Summary: A case is not per se exceptional under 35 U.S.C. § 285 just because (1) the cost of litigation exceeds plaintiff’s potential damages or (2) a party’s legal argument was rejected on summary judgment.
ATEN and Uniclass sell competing switch systems that allow a user to control multiple computers from a single keyboard, video device, and mouse. After Uniclass stopped making payments under a license agreement, ATEN sued Uniclass for infringing two patents, seeking damages and an injunction. The district court granted Uniclass’s motion for summary judgment on ATEN’s lost profits theory. At trial, ATEN presented a reasonable royalty theory with damages of $678,000. A jury found that Uniclass did not infringe the asserted claims and found the asserted claims of one of the patents invalid. The district court denied Uniclass’s motion to declare the case exceptional under 35 U.S.C. § 285, and Uniclass appealed.

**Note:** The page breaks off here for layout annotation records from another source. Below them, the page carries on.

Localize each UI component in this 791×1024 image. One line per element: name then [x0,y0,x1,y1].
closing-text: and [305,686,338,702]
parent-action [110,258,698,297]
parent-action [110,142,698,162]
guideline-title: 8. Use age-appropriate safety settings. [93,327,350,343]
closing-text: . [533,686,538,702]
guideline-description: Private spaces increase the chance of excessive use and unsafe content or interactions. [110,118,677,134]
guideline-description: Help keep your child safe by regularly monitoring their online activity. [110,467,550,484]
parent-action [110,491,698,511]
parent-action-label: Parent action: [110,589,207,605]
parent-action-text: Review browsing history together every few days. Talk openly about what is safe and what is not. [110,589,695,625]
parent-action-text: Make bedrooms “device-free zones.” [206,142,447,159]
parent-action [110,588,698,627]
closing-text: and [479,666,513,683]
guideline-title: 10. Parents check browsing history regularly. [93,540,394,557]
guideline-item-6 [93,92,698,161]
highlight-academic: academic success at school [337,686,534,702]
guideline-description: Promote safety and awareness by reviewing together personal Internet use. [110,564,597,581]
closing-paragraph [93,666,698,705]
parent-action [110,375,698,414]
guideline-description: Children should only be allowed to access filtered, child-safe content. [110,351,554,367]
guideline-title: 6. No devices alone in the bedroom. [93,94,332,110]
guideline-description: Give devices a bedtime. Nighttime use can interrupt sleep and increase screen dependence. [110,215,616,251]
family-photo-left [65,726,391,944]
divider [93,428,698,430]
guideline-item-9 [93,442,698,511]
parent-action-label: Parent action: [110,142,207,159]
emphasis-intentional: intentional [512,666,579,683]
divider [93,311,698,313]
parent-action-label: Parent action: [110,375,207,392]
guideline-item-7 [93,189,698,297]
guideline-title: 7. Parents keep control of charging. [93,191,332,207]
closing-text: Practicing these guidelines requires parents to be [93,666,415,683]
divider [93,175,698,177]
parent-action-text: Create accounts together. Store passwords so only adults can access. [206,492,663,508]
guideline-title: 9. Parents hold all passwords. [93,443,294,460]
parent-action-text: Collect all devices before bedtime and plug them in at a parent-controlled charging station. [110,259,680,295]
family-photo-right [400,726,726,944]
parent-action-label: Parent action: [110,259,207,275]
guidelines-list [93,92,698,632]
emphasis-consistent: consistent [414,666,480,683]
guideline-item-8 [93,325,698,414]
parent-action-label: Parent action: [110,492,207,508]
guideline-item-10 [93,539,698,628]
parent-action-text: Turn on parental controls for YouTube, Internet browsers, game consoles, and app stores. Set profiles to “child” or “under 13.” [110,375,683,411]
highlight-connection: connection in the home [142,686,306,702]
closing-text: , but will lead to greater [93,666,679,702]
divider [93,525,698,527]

Uniclass argued that the district court abused its discretion in denying the motion for an exceptional case because (1) the cost of litigation was greater than ATEN’s potential recovery and (2) the district court failed to weigh ATEN’s baseless lost profits theory that was rejected on summary judgment. The Federal Circuit held there was no abuse of discretion by the district court. First, the Federal Circuit noted that there is no per se rule that a case is exceptional where litigation costs exceed the plaintiff’s potential damages. The Federal Circuit listed several reasons patentees may file infringement suits, including competitive deterrence or to obtain an injunction. Second, the Federal Circuit noted that the district court had considered ATEN’s lost profits theory in its decision. The district court noted that there were shortcomings to ATEN’s positions, but these did not amount to an exceptional case determination.